Criado a partir de vivências com o TEA, sabor Abril Azul vira símbolo permanente de inclusão em gelateria de Ubatuba.
O que começou como um incômodo pessoal virou um projeto contínuo de inclusão. A Gelateria São Paulo, em Ubatuba, transformou sua relação com o Transtorno do Espectro Autista em prática diária — e agora também em sabor. O lançamento do gelato Abril Azul marca um novo capítulo dessa trajetória, que já dura mais de uma década.
Presente nas unidades do Itaguá, Praia Grande e Ribeira, a gelateria vem implementando, desde 2012, adaptações pensadas para reduzir impactos sensoriais. A proposta nasceu da própria fundadora, Marjory, que sempre se sentiu incomodada com luzes intensas e ambientes barulhentos — sensações que mais tarde fariam sentido após seu diagnóstico tardio de TEA.
A história ganhou ainda mais força com o diagnóstico precoce de sua filha, Nina, pouco depois de completar um ano. A partir daí, o que era percepção individual virou missão. “Receber o diagnóstico não foi e não é fácil, não existe romantização nesse processo. Foi difícil, trouxe muitas incertezas e medos, mas também representou um alívio por entender o que sempre vivi. A partir daí, meu foco passou a ser o de tornar a vida de pessoas com TEA mais leve, com mais acolhimento e empatia”, afirma Marjory.
Ambiente adaptado na prática
As mudanças nas unidades vão além do visual. Elas foram pensadas para impactar diretamente a experiência de quem vive com hipersensibilidade sensorial. A iluminação foi ajustada para ser mais suave, os níveis de som são monitorados e os sabores são apresentados com identificação clara, facilitando escolhas sem sobrecarga.
Outro ponto central é o preparo da equipe. Os funcionários são orientados a manter uma comunicação direta e previsível, reduzindo ambiguidades e tornando o atendimento mais confortável. O objetivo não é apenas adaptar o espaço físico, mas tornar toda a experiência mais acessível.

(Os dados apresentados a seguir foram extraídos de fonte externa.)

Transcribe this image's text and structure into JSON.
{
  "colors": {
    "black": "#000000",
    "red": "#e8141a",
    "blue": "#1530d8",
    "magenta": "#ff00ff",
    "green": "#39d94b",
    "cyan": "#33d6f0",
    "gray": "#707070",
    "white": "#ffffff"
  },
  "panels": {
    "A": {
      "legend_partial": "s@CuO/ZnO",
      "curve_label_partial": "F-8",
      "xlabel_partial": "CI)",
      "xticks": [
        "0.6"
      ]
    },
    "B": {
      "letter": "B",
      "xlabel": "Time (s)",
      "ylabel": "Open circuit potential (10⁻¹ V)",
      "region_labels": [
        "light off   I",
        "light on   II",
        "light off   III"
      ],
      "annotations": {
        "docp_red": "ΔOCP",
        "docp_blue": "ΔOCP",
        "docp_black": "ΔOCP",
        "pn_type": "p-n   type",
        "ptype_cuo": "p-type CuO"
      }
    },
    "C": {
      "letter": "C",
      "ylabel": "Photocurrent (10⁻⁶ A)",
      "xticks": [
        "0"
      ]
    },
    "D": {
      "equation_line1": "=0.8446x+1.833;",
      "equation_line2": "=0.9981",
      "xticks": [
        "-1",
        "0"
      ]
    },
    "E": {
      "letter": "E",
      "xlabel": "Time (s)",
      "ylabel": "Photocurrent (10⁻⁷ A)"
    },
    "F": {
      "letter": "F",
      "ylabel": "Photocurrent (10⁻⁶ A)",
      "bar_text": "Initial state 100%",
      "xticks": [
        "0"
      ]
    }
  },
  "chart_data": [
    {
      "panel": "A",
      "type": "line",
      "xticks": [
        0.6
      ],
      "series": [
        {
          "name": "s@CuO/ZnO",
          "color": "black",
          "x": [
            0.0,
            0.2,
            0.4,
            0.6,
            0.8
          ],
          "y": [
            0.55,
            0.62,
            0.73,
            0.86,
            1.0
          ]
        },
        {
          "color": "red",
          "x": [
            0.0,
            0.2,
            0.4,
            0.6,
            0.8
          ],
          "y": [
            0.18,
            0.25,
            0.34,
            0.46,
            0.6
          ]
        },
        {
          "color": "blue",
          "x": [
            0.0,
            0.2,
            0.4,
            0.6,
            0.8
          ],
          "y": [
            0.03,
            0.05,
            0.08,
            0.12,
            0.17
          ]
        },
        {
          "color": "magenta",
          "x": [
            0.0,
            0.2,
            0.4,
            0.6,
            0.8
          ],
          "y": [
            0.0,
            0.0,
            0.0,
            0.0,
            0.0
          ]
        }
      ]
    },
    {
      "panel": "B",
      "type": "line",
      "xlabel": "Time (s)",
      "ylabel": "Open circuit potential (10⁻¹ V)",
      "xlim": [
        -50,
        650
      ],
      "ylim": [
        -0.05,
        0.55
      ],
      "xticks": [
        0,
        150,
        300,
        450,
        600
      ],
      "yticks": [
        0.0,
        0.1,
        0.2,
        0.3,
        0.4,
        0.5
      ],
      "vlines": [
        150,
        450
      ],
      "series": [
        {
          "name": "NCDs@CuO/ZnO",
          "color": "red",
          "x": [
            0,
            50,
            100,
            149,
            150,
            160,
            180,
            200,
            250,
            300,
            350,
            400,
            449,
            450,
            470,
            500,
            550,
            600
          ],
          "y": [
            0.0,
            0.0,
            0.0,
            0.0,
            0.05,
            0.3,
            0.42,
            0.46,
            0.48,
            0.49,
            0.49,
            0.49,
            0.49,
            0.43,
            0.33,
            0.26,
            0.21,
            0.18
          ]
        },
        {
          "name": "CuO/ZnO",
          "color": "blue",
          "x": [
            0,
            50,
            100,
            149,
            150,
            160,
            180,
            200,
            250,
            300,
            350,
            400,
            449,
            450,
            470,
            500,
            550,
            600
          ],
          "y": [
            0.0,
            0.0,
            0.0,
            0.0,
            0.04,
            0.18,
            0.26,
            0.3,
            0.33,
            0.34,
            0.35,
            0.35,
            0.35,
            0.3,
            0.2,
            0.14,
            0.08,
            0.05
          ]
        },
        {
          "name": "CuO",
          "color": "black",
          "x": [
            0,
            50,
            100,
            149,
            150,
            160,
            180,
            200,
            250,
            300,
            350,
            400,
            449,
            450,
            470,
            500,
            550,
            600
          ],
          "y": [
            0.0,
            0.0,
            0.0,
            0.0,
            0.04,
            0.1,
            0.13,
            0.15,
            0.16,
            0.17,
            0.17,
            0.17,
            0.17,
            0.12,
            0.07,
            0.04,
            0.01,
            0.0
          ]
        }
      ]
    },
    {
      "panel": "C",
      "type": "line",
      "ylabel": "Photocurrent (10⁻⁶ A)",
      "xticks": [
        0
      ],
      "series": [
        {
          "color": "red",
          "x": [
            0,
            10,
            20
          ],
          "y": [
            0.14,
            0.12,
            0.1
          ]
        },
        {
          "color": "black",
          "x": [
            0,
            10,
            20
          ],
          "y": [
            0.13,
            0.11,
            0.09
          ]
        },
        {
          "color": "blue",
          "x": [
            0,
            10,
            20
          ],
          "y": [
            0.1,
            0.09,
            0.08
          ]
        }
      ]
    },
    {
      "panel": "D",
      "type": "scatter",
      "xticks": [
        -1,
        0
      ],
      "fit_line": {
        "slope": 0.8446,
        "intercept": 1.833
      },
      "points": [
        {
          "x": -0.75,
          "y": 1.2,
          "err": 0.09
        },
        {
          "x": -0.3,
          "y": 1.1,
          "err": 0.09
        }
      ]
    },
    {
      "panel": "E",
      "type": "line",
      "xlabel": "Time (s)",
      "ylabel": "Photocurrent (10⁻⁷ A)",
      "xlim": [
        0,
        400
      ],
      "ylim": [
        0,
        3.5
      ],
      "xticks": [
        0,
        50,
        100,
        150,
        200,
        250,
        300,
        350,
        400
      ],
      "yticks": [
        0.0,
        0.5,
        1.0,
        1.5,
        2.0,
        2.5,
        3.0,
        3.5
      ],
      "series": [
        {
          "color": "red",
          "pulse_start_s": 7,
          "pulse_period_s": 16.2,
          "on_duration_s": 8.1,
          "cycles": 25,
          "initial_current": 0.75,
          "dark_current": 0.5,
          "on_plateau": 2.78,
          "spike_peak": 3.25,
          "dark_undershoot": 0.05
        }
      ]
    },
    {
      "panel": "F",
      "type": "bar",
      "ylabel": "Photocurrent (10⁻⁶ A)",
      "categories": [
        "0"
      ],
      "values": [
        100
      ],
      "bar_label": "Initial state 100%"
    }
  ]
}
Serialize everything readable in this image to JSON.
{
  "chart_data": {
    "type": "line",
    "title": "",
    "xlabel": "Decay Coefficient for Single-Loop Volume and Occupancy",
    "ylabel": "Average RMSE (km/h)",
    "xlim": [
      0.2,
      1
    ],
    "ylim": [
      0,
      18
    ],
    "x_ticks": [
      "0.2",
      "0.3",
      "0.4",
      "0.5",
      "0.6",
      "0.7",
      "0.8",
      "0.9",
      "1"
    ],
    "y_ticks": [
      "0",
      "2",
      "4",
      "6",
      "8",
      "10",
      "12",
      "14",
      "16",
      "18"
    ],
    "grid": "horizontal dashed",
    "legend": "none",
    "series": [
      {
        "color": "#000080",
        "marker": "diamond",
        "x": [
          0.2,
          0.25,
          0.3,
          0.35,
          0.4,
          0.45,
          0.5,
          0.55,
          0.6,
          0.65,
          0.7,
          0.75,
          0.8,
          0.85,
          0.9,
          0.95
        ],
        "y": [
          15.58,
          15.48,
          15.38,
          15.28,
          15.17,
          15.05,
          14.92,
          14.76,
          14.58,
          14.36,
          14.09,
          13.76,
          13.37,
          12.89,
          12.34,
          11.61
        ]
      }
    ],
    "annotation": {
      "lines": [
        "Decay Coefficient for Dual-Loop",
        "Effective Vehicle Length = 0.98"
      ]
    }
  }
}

Esse tipo de iniciativa acompanha um movimento mais amplo no Brasil. Com o aumento dos diagnósticos de TEA e o avanço das discussões sobre inclusão, cresce também a demanda por ambientes que considerem diferentes formas de percepção e interação.
Um sabor com significado
É nesse contexto que surge o Abril Azul, agora incorporado de forma permanente ao cardápio. O gelato leva baunilha bourbon, creme de leite fresco, leite e spirulina azul — uma microalga natural que dá a cor vibrante associada à campanha de conscientização sobre o autismo.
Mais do que uma novidade gastronômica, o sabor funciona como um símbolo. Ele materializa uma história pessoal e reforça o compromisso da marca com a inclusão, transformando um gesto simples — escolher um gelato — em um momento de identificação e acolhimento.
Além disso, iniciativas como essa ajudam a ampliar o debate público. Segundo o Ministério da Saúde, a identificação precoce e a adaptação de ambientes são fundamentais para garantir maior participação social de pessoas com TEA. Ou seja, o impacto vai além do consumo: ele toca diretamente a qualidade de vida.
“Acredito que quanto mais informações sobre o assunto, mais fácil se torna a convivência entre pessoas com e sem o diagnóstico do espectro autista. Minhas ações têm sido nesse sentido”, finaliza Marjory.